The inherent unpredictability of a Trump presidency thus cast a long shadow over established economic policies and leadership.

Potential Policy Shifts: Dodd-Frank and Housing Initiatives

Amidst the swirling uncertainty, one potential positive outcome frequently discussed was the possible relaxation of the Dodd-Frank Act. This complex legislative framework, enacted in response to the 2008 financial crisis, tightened capital requirements for banks and made it considerably more challenging for consumers to obtain mortgages. A Republican administration under Trump, largely advocating for deregulation, was seen as likely to ease some of these stringent financial controls.

During his campaign, explicit discussions on housing policy were notably scarce, often overshadowed by the broader “Make America Great Again” mantra. However, Trulia Chief Economist Ralph McLaughlin interpreted Trump’s hints as a preference for boosting homeownership through demand-side policies, such as financial deregulation. This approach would prioritize making it easier for people to buy homes rather than focusing on supply-side policies, like reducing local impediments to new housing construction. As a seasoned real estate investor himself, Trump’s personal experience with property ownership—including his numerous homes—suggested an intrinsic understanding of the sector, albeit from a developer’s perspective.

Interestingly, the article concludes with a humorous, yet poignant, observation about Hillary Clinton’s recent real estate acquisition. Having just purchased a third million-dollar property next door to her existing residence, her timing might have been, perhaps inadvertently, perfect—securing a significant asset just as the political and economic landscape shifted dramatically.

Conclusion: Navigating a New Era for Real Estate

The 2016 presidential election ushered in an era of profound uncertainty for the United States, and the real estate market was no exception. While initial market jitters were palpable, particularly in global equities, the North Texas real estate market demonstrated remarkable resilience and unique dynamics. Fueled by strong migration, robust economic growth, and specific buyer demands for features like excellent schools and multi-functional casitas, areas like Frisco and the Billion Dollar Corridor continued their ferocious pace of activity, defying broader cool-downs seen in other luxury segments.

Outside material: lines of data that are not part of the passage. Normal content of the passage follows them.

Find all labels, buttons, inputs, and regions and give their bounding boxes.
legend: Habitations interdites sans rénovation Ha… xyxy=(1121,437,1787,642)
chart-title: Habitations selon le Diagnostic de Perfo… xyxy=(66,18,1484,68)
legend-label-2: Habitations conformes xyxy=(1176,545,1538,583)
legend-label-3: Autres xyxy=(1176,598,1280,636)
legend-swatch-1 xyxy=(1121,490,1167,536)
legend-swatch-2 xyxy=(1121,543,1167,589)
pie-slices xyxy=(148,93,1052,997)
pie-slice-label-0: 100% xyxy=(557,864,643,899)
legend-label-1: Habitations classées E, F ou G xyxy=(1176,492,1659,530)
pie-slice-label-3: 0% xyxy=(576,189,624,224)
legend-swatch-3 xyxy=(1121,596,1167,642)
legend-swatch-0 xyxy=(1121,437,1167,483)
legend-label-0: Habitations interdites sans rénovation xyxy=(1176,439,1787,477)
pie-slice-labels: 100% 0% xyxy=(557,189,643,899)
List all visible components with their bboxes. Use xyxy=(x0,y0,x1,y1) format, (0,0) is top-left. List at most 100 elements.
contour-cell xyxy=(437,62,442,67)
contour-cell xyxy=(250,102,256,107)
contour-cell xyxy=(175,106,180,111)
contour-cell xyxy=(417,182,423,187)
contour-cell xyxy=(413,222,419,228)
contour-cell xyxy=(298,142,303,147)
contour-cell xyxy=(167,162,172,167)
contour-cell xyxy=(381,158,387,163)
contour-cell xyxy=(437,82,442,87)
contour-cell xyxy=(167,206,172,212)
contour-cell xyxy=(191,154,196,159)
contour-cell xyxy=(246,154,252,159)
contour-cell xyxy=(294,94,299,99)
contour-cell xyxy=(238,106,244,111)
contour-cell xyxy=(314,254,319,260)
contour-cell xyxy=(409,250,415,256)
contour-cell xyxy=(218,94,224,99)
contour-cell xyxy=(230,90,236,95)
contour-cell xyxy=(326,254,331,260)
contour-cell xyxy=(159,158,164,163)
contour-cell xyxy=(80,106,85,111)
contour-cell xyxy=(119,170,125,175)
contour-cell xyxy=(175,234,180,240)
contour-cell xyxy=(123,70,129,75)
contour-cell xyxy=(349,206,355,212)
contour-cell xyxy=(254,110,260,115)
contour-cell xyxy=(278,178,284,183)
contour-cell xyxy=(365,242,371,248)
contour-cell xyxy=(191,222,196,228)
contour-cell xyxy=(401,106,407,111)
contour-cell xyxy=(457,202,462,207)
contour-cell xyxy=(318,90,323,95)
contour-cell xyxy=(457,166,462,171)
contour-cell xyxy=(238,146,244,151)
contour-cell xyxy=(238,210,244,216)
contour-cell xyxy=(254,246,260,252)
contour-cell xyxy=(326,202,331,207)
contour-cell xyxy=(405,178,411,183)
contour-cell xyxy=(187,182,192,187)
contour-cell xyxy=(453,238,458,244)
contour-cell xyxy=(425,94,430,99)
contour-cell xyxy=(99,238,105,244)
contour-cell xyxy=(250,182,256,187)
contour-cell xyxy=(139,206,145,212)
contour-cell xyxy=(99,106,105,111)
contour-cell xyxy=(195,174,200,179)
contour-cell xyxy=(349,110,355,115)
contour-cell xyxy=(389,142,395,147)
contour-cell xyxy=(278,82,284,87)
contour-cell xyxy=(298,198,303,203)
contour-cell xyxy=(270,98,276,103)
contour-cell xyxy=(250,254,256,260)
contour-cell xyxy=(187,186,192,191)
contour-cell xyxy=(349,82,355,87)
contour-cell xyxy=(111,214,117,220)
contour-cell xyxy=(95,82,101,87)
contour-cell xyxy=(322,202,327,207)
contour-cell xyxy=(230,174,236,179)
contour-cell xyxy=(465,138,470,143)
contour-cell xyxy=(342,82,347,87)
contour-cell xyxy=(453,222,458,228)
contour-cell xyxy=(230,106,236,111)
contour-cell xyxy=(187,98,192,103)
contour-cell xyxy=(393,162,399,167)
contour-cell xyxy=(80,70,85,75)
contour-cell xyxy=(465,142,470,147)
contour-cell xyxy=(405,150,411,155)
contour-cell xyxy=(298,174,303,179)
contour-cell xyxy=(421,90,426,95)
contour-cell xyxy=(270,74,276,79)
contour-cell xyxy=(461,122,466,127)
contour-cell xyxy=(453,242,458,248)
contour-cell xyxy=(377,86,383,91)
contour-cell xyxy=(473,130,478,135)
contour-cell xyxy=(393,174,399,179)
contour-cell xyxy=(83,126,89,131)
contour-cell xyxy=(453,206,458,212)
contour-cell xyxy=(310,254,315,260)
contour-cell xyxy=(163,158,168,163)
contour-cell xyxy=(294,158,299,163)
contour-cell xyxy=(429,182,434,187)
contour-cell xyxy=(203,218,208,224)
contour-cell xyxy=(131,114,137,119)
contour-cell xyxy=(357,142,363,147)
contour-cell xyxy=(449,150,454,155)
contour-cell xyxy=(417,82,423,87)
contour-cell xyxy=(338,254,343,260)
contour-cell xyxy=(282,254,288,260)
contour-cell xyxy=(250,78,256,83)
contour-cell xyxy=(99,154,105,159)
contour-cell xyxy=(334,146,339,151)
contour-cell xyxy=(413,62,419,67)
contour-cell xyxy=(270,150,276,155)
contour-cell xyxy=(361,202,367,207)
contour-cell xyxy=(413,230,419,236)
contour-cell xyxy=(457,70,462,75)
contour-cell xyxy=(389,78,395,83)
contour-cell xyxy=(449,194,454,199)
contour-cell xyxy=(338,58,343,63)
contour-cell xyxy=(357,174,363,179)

Nationally, experts grappled with the implications of a new administration, weighing potential deregulation benefits against concerns over mortgage rate hikes and the Federal Reserve’s delicate position. The prospect of easing the Dodd-Frank Act offered a glimmer of optimism for many in the industry, potentially simplifying mortgage access and reducing building costs. Simultaneously, the election spurred a noticeable increase in international real estate inquiries, hinting at a segment of the American population seeking stability beyond national borders.

Ultimately, the post-election real estate landscape was characterized by a blend of apprehension and opportunity. While the long-term trajectory remained a “step into the unknown,” as one economist put it, the underlying strength of regional markets like North Texas, coupled with the potential for business-friendly policy shifts, suggested a complex but adaptive future for real estate in the United States.